Re: [PATCH 3/3] spi: bcm2835: add module parameter to configure minimum length for dma

Lukas Wunner <lukas@xxxxxxxxx> · Sun, 24 Mar 2019 11:15:52 +0100

On Sun, Mar 24, 2019 at 09:52:15AM +0100, kernel@xxxxxxxxxxxxxxxx wrote:
> > On 24.02.2019, at 20:10, Stefan Wahren <stefan.wahren@xxxxxxxx> wrote:
> > > kernel@xxxxxxxxxxxxxxxx hat am 24. Februar 2019 um 17:23 geschrieben:
> > > Allow setting the length of the transfer at which dma is used by
> > > setting a module parameter.
> > 
> > please provide the motivation of this change.
> 
> As we provide control over the selection of polling vs. interrupt mode
> we should - for consistency - also provide control over selection of 
> DMA mode.
> 
> DMA mapping is quite expensive and with higher SPI clock speeds it
> may be more economic CPU wise to run in polling mode instead of DMA
> mode.

The problem is that making the DMA minimum length configurable
by itself impacts performance because a memory read is necessary
to retrieve the limit, instead of a hardcoded immediate in the
machine code.  Ultimately this feature is only of interest to
developers optimizing the code, not really to end users.
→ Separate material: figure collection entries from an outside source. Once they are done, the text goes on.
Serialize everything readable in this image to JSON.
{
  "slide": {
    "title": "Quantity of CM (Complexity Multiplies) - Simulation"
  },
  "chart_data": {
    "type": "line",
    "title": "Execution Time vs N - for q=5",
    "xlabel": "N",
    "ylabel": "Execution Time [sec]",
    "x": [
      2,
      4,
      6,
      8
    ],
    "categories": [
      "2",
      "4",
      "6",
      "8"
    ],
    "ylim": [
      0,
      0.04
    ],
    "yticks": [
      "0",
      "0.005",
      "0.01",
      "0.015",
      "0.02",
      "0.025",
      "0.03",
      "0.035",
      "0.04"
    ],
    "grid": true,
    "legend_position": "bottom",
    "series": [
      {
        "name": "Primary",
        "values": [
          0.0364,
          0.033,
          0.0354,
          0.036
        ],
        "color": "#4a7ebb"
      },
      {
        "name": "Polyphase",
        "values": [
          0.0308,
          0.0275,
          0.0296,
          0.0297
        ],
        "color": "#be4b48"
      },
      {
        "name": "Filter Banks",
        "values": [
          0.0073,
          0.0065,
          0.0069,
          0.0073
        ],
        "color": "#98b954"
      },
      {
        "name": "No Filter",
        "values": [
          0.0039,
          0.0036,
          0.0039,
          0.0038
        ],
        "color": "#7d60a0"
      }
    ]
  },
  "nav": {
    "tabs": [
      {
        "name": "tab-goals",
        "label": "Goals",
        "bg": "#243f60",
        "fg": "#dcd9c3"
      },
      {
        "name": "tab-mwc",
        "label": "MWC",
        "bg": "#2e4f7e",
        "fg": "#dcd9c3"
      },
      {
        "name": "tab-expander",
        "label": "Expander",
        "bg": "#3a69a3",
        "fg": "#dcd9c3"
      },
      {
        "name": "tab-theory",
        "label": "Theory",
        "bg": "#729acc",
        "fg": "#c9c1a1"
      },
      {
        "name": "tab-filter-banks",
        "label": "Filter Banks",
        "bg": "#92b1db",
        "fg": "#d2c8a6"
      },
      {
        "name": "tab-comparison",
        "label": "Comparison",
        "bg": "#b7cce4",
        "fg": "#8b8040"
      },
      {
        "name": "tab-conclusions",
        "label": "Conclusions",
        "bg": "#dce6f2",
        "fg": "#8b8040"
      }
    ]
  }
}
> Also DMA mode has one specific difference to Polling mode:
> there is no idle clock cycle between bytes transferred.

Seriously?  If that's true it should be documented in the driver.
That seems like a major advantage of DMA mode.

> This may have negative impact when transferring lots of bytes to
> some mcus without SPI buffers at the fastest possible clock speed,
> where it helps when there is a gap after each byte.

Hm, wouldn't a slower SPI clock speed achieve the same?

As a general remark, the interrupt mode is currently suboptimal
because when the TX FIFO becomes empty, there's a latency until
it is filled again.  Instead, we should try to keep it non-empty
at all times.  This can be achieved with the RXR interrupt:
It signals that >= 48 bytes are in the RX FIFO, so in theory if
we receive that interrupt, we could write 48 bytes to the TX FIFO.

The problem is, this clashes with your algorithm which tries to
stuff as many bytes as possible in the TX FIFO.  Only if we give
that FIFO stuffing algorithm up do we know for sure that 48 bytes
are free in the TX FIFO.

Also, both poll mode and interrupt mode could be sped up by
switching to pseudo-DMA mode, as I've done in 3bd7f6589f67,
i.e. switch to DMA mode but access the chip with programmed I/O.
That way, the number of MMIO accesses would be reduced by a
factor of 4.  So if the TX FIFO is empty, perform 16 writes
to fill it.  Write another 12 dwords once RXR is signaled.
Read 16 dwords upon RXF or 12 dwords upon RXR.

This would make the time spent in the IRQ handler super short,
but at the expense of receiving more interrupts.

Poll mode could function the same and precalculate the time it
takes for the TX FIFO to empty or the RX FIFO to become filled,
and usleep_range() as long to yield the CPU to other tasks.
Again, this means more wakeups for the thread.  I'm not sure
which one is the lesser evil but your FIFO stuffing algorithm
forces us to leave optimization potential on the table and that
bothers me.

Let me know what you think.

Thanks,

Lukas